O nome está no centro de toda a arte do grafite. O grafiteiro geralmente
abandona seu nome de batismo e adota um nome novo - uma identidade nova.
Ele pode criá-lo, pode herdar o nome de um grafiteiro mais antigo, pode
inventar um nome que seja parte de uma série. Alguns nomes são escolhidos
segundo as possibilidades estéticas da combinação de letras que contém,
outros, por seu humor ou por criarem um trocadilho. O tag é uma
assinatura pessoal estilizada. A maioria dos artistas mantém o mesmo
estilo de tag por toda a sua carreira, já que ele se torna uma
espécie de logotipo instantaneamente reconhecido por outros grafiteiros.
(3)
Também há uma ética por trás da estética do graffiti. Os
grafiteiros vêm das ruas e trabalham nas comunidades. Como o coletivo
Nação Graffiti, por exemplo. Formado por 14 grafiteiros que se
conhecem há vários anos e, nos últimos três, dividiram um estúdio
localizado num modesto sobrado na Rua dos Inválidos, centro do Rio, tem
entre os seus integrantes os grafiteiros Bragga, Ment,
Gais e Machintal, entre outros, e participou de diversas ações
em comunidades, como o projeto Tempo Livre, em parceria com o AfroReggae,
SESC e UFRJ, que rodou por várias cidades do interior do Rio, oferecendo
atividades como circo, teatro, esportes - além, é claro, do graffiti.
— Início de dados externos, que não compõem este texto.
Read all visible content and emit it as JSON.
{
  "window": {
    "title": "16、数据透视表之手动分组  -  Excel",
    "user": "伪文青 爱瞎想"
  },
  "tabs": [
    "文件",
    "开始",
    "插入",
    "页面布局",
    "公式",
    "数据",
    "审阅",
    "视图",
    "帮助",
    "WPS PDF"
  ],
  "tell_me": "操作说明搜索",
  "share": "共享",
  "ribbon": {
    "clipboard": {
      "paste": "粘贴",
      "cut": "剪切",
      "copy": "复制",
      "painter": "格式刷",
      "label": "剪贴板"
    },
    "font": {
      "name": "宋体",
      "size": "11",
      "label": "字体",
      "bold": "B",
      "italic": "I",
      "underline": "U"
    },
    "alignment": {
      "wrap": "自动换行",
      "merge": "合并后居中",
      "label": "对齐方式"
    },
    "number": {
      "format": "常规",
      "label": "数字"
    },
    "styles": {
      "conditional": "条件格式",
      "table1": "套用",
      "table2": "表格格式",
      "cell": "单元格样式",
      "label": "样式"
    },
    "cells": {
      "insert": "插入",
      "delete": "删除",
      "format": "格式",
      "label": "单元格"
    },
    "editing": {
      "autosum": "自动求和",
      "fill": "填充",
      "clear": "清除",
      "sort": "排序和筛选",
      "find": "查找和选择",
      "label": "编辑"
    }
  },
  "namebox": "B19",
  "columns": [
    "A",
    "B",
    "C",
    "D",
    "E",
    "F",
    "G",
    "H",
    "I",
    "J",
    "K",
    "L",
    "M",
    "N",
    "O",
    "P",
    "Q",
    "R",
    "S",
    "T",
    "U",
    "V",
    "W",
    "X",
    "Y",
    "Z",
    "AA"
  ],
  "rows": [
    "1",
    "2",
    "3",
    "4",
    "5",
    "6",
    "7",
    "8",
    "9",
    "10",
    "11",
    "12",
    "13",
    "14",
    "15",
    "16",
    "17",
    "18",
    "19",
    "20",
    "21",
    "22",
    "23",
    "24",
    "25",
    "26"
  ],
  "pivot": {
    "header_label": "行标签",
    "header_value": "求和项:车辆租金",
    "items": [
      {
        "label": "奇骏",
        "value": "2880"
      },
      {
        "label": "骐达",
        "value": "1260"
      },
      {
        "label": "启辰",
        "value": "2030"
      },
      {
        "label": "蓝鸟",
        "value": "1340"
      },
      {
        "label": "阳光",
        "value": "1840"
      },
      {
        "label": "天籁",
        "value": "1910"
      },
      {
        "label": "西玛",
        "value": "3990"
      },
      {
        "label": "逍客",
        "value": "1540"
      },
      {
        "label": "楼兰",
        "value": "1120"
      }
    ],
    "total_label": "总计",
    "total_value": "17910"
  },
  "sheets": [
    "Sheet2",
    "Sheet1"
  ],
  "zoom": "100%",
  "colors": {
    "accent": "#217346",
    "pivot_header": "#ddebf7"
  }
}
Outro projeto, o Conexões Urbanas, começou com oficinas de DJ e
graffiti em Vigário Geral, transformando-se depois em um festival com
mais de 20 edições em diversas comunidades. Em 2003, pelo Santa Tereza de
Portas Abertas, fizeram uma oficina no Morro dos Prazeres, que mais tarde
transformou-se em evento, no qual, a cada ano, renovam a arte na muralha
de entrada no morro.
No caso do graffiti, além da busca da visibilidade, que parece ser
a motivação inicial de todo pichador ou grafiteiro _ e não é a toa que,
frequentemente, utilizem termos como “ser considerado”, “ganhar
consideração”, com o sentido de ficar famoso, inscrever seu nome por toda
a cidade _ existe também um outro lado da questão. O qual se manifesta na
escolha (não tão rara), de parte de diversos artistas, por pintar em
lugares remotos ou de difícil acesso, como superfícies degradadas, nos
esgotos (caso dos anteriormente citados San, artista espanhol e Zezão,
paulista) ou em cidadezinhas perdidas da Bahia, como Izolag.
Morro do Gato, Salvador
Na frente do muro, alto
e cinza-chumbo, que separa alguns barracos do asfalto e do movimento da
rua, um moleque de aproximadamente 10 anos brande uma pistola e encara os
transeuntes com olhar desafiador. A seu lado, caminha um homem meio
careca, um pouco curvo, munido de um alto-falante. Entre eles, dois outros
homens se postam, um dos quais, no meio da confusão, não conseguimos
discernir completamente. O segundo levanta o braço direito, na mão uma
granada prestes a ser jogada na rua. “Estão todos dançando conforme o
comando”, diz a frase, pichada pelo próprio artista, ao lado de mais um de
seus trabalhos.
Embora tenha nascido no Rio de Janeiro, Izolag morou desde os 7 anos de
idade no interior da Bahia. Já adulto, mudou-se para Salvador, onde viveu
por 3 anos, cursando Belas Artes. Há pouco mais de seis meses, aos 24
anos, resolveu abandonar o grupo que tinha montado com amigos para dar
início a um novo ciclo de trabalho. Inverteu o nome com que costumava
assinar, Galosi, e passou a trabalhar mesclando o stencil com a
colagem e o graffiti . Sua pesquisa iconográfica inclui fotos de
crianças, jovens e idosos, a maioria oriunda das classes menos
favorecidas. Costuma pintar em lugares remotos, como becos e recantos
esquecidos dos bairros pobres de Salvador. Ou em cidadezinhas quase
perdidas no mapa, no interior da Bahia. Seus graffitis são
recheados de influências, que vão desde pesquisas tipográficas (devido à
sua interação com as ruas) ao cinema e à música.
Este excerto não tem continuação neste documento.